Every day we see movies, magazines, and social media that make us feel like we need to change how we look. This takes a toll on how we think about ourselves—and how we allow others to treat us. And while many teens feel shame about their body, being a teen girl of color can be hard in unique ways. Maybe you feel alienated by the mainstream image of beauty, which is still thin, white and able-bodied. In addition to that, you may also feel pressure from within your community to measure up to a different—but equally unfair—beauty standard. So, how can you start feeling good about yourself when you’re surrounded by these unrealistic—and problematic—ideas about your body?

She Represents: 44 Women who are Changing Politics…and the World

Each of the forty women profiled in this illustrated YA book demonstrates how women are capable of political and community leadership and activism. Readers will be inspired to pursue their own goals of social change.

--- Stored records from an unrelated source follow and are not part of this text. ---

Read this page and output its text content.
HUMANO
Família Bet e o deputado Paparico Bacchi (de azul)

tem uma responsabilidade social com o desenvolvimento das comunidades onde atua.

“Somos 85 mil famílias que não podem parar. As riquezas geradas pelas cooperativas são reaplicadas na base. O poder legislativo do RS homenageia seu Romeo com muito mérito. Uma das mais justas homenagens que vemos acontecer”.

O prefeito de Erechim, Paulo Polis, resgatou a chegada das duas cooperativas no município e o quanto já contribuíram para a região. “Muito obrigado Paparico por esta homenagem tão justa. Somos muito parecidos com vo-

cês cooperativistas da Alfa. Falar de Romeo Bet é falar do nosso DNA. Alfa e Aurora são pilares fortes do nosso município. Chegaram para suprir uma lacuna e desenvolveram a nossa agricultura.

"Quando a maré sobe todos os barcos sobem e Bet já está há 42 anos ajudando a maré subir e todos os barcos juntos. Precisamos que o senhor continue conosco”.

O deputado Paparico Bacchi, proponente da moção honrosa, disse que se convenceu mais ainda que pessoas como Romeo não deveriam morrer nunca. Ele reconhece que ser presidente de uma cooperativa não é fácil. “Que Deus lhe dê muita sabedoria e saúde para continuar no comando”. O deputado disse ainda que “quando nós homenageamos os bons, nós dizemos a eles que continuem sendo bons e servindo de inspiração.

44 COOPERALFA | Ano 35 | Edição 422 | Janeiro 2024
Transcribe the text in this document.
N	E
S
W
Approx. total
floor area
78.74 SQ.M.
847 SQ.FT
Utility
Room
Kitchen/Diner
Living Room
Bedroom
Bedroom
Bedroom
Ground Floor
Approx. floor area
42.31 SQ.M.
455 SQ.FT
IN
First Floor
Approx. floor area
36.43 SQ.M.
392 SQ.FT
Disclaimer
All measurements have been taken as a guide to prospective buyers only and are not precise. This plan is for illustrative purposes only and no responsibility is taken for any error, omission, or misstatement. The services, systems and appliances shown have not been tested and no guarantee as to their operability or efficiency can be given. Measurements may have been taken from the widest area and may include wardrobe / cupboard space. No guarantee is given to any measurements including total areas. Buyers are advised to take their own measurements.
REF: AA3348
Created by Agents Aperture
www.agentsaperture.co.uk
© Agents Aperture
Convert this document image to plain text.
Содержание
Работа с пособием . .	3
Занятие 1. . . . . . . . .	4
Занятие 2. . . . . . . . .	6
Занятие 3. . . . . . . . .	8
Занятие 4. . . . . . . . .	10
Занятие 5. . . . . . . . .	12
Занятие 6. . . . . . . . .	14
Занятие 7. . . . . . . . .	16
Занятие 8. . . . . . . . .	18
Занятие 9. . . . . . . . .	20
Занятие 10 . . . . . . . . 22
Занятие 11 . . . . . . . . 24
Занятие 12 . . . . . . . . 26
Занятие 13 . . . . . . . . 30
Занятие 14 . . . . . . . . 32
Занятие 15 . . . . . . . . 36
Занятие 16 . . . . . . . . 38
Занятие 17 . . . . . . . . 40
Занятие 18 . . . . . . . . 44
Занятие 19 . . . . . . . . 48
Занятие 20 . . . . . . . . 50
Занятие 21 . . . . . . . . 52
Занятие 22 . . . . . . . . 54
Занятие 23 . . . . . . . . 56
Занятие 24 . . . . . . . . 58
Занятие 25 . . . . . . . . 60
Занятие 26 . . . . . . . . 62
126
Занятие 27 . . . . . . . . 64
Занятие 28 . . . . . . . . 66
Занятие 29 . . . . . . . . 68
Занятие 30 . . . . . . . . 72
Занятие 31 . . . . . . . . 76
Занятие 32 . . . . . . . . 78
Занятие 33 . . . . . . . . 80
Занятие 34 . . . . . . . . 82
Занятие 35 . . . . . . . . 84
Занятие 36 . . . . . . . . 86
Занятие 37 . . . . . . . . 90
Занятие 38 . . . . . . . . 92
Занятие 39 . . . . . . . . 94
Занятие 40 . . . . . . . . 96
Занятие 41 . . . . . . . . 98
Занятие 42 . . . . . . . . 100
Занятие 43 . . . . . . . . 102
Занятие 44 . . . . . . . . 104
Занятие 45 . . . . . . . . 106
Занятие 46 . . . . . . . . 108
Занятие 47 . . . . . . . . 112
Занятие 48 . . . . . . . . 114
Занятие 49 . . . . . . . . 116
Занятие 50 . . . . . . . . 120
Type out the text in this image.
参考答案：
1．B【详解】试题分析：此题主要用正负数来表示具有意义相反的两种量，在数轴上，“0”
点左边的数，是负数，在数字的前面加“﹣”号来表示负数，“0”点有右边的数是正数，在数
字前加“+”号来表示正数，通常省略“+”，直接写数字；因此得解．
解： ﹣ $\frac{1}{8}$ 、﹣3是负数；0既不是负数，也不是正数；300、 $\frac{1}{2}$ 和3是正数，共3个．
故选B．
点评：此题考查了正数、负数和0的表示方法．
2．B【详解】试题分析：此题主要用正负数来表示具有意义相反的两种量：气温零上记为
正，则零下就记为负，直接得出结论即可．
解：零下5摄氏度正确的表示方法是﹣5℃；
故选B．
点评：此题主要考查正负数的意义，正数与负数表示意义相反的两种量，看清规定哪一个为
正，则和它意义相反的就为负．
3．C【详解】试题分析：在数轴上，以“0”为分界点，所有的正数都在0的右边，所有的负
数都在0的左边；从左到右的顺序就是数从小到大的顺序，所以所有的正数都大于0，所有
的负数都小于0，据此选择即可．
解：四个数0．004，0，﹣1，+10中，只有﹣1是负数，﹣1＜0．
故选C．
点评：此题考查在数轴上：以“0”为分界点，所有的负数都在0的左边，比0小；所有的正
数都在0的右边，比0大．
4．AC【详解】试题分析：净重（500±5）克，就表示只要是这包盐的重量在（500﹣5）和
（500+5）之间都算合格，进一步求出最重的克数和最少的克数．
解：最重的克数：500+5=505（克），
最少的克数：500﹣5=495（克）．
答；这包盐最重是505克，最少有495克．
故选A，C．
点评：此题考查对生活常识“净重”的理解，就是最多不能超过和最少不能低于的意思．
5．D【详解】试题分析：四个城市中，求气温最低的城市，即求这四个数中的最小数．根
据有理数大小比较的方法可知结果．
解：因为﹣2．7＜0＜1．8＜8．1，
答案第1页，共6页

Somebody Give This Heart a Pen

In her publishing debut, internationally acclaimed performance poet Sophia Thakur takes you on an intimate journey through love, loss, sacrifice, and self-discovery. In four parts — titled Grow, Wait, Break, and Grow Again — she shares her raw self and gives voice to experiences that connect people, inspiring readers to explore the tendencies of the heart.

Stamped From the Beginning;  The Definitive History of Racist Ideas in America

A comprehensive history of anti-black racism focuses on the lives of five major players in American history, including Cotton Mather and Thomas Jefferson, and highlights the debates that took place between assimilationists and segregationists and between racists and antiracists.

They Called Us Enemy – graphic biography 

The iconic actor and activist, George Takei, presents a graphic memoir detailing his experiences as a child prisoner in the Japanese-American internment camps of World War II, reflecting on the hard choices his family made in the face of legalized racism.

Thick:  And Other Essays

In these eight piercing explorations on beauty, media, money, and more, Tressie McMillan Cottom–award-winning professor and acclaimed author of Lower Ed–embraces her venerated role as a purveyor of wit, wisdom, and Black Twitter snark about all that is right and much that is wrong with this thing we call society.

This Book is Anti-Racist:  20 Lessons on How to Wake Up, Take Action, and Do the Work

Who are you? What is racism? Where does it come from? Why does it exist? What can you do to disrupt it? Learn about social identities, the history of racism and resistance against it, and how you can use your anti-racist lens and voice to move the world toward equity and liberation.

We Are Power:  How Nonviolent Activism Changes the World

An inspiring introduction to nonviolent activism and how it works traces the examples of history-shaping international movements as well as such practitioners as Mahatma Gandhi, Martin Luther King, Jr. and Cesar Chavez to reveal how nonviolent demonstrations have repeatedly succeeded.

Will My Cat Eat My Eyeballs?  Big Questions from Tiny Mortals About Death

The creator of the “Ask a Mortician” web series and best-selling author provides comprehensive, science based answers to common questions about death, dead bodies and decomposition.

Write Yourself a Lantern: A Journal Inspired by the novel The Poet X

Featuring lines from Elizabeth Acevedo’s The Poet X among its lined pages, this full-color, beautifully designed journal is perfect for readers, long-time writers, those trying their hand at poetry, or anyone with a voice all their own.  

You Too?

Shares the personal essays of authors who have had #MeToo experiences, including Eva Darrows, Ali Novak, and Amy Zhang.